He who loves God sacrifices his entire life, consecrating it to Him. He who loves God strives to constantly abide with Him. He who loves God loves life and does not seek his own death or attempt to hasten it. But he must accept death one day because man cannot live forever. Death becomes for him a transition from life to life. Life on earth becomes a passage to where there is true life. Life on earth becomes a short time in which one is prepared at every moment to face his inevitable destiny. The best preparation is repentance and love for one’s neighbor, without which one cannot love God.
It is true that death entered human nature as a punishment from God because of man’s fall into sin, but it still contradicts this nature that inclines toward life. So God gave man a covenant and a promise that man would live forever, if he so desired for himself. This human will, whose possessor must refine it so that it will draw closer to God’s will, is what made this possible. This correspondence between the two wills, resulting from man’s free will, is what makes the encounter between God and man an encounter between lovers who cannot bear to wait for each other.
In this context, we will cite the words of Simeon when he the forty-day old child Jesus in his arms, when Joseph and Mary brought Him to the temple and the Holy Spirit inspired him that he would not taste death before seeing the Lord’s Messiah. Simeon said, “Lord, now You are letting Your servant depart in peace, according to Your word; for my eyes have seen Your salvation which You have prepared before the face of all peoples, a light to bring revelation to the Gentiles, and the glory of Your people Israel” (Luke 2:29-30).

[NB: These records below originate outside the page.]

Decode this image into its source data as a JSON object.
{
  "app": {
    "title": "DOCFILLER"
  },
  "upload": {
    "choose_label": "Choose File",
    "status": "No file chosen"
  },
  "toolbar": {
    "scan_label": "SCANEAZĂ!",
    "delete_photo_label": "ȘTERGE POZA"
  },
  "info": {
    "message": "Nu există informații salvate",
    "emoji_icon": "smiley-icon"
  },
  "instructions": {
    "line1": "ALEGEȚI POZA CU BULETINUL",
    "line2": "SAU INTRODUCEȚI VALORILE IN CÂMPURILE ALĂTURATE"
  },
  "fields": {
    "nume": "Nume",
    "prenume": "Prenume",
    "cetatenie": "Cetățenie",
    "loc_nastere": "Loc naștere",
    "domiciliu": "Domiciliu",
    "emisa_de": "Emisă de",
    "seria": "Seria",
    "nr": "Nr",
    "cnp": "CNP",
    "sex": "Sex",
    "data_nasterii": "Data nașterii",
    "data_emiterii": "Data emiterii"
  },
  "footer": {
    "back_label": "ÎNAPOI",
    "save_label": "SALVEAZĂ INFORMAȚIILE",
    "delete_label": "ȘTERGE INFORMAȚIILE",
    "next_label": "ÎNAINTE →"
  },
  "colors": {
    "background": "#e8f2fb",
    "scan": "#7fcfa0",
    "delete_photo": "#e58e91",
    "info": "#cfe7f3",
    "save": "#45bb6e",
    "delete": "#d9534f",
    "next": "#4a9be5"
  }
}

When Simeon saw Jesus, the Savior, the Messiah he had been promised, he became ready to depart for the next life with great joy. He who loves Jesus does not fear death. In the holy martyrs, we have the best examples of this. Their love for Him made them brave enough to face death with great steadfastness and hope. Their love for Him caused them to not betray His Gospel and His teachings. They did not abandon their principles for the sake of this fleeting life, but rather accepted to abandon this fleeting life even if it cost them their life.
The Islamic tradition also takes this approach. There is a story of the Prophet Ibrahim al-Khalil not mentioned in the Torah that is given by al-Ghazali in his Ihya Ulum al-Din in the chapter “On the Servant’s Love for God” which goes as follows:
Ibrahim (peace be upon him) said to the Angel of Death when he came to him to take his soul, “Have you seen a friend kill his friend?”
God (may He be exalted) inspired [the angel] to say, “Have you seen a lover hate his beloved?”
So Ibrahim said, “O Angel of Death, take me now.”
We find a similar saying from the famous sufi Sufyan al-Thawri: “Only the doubter hates death, because in no case does the beloved hate to meet his lover.”
The struggle between life and death continues and it will go on so long as this world exists. But life is stronger than death because love is stronger than it. Let us love man and sacrifice ourselves for his sake because whether we are believers, atheists or agnostics, in this way, knowing or unknowing, we are loving God.